Après avoir changé l’enfant et la tétine du biberon, l’accusé lui a redonné un nouveau boire, mais l’enfant s’est étouffé. L’accusé a alors paniqué, pris l’enfant et lui a donné des tapes dans le dos «de manière trop importante», selon les dires de son avocat. Sauf que l’état de l’enfant ne s’est pas amélioré.
«Il a pris l’enfant sous les aisselles et secoué dans un état de panique, […] d’impatience», a relaté Me Patrick Fréchette.
Deux ans de prison?
La peine maximale pour de telles accusations de voies de fait graves est de 14 ans d’emprisonnement. Mais Couronne et défense, quelques instants après le plaidoyer de culpabilité, ont présenté une suggestion commune sur la peine de deux ans moins un jour d'emprisonnement, à purger dans la collectivité.
Si la procureure de la Couronne, Me Laïla Belgharras, retient plusieurs facteurs aggravants comme le « contexte clair d’abus de confiance et d’abus d’autorité», la reconnaissance des gestes posés par l'accusé doit aussi être considérée. La fin du procès fera également économiser des ressources judiciaires, a-t-elle plaidé.
La juge Beauchesne a écouté la position des parties et a pris la cause en délibéré. La peine serait aussi assortie d'une probation de trois ans. Elle rendra sa décision le 15 novembre prochain.
Le père de famille a été arrêté en mars 2022 par le Service de police de Sherbrooke (SPS) à la suite d'une plainte formelle. Un total de 15 témoins devaient être entendus lors du procès, soit 11 experts, trois civils et au moins un policier.
L'analyse des experts
Le type de fractures au fémur que l'enfant a subies - des fractures métaphysaires - sont hautement spécifiques à une atteinte par des traumas violents, surtout chez des enfants qui ne marchent pas», a décrit un expert. De manière générale, les enfants qui se blessent en marchant ou en jouant subiraient plutôt des fractures diaphysaires.

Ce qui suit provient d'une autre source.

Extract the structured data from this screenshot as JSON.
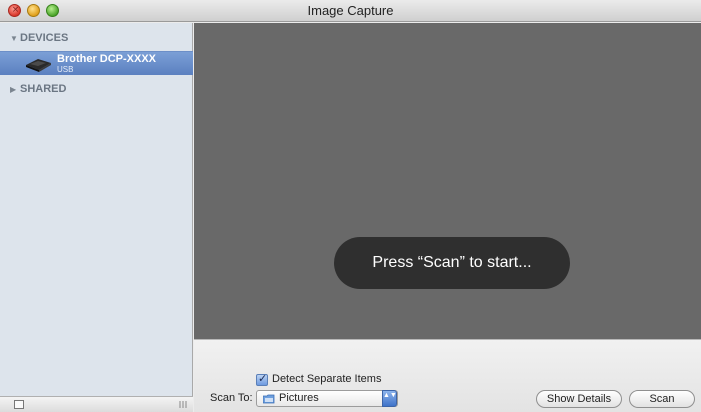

Véronique Verrier-Fréchette, médecin de famille et médecin d’urgence, a fait partie de l’équipe qui a évalué le bébé d’une douzaine de jours, arrivé à l’urgence avec ses deux parents, lors d’une journée de mars 2022. Elle a rapporté les inquiétudes des équipes de l’urgence lors de l’admission du bébé à l’hôpital.
L'enfant se porte bien
Pour la première fois depuis le début du procès, l'état de santé actuel de l'enfant a été dévoilé. La procureure de la Couronne a révélé que l'enfant présente «de légères séquelles, un léger retard.» Des experts qui effectuent des suivis auprès de l'enfant ont toutefois noté qu'il se développe de façon «très impressionnante.»
«Il est éveillé, regarde un peu partout. Il a des expressions faciales très développées et tout à fait appropriées, la motricité de son visage est tout à fait normale. Cet enfant ne développera pas de paralysie cérébrale. Sa motricité se développe de façon tout à fait normale», a mentionné Me Laïla Belgharras.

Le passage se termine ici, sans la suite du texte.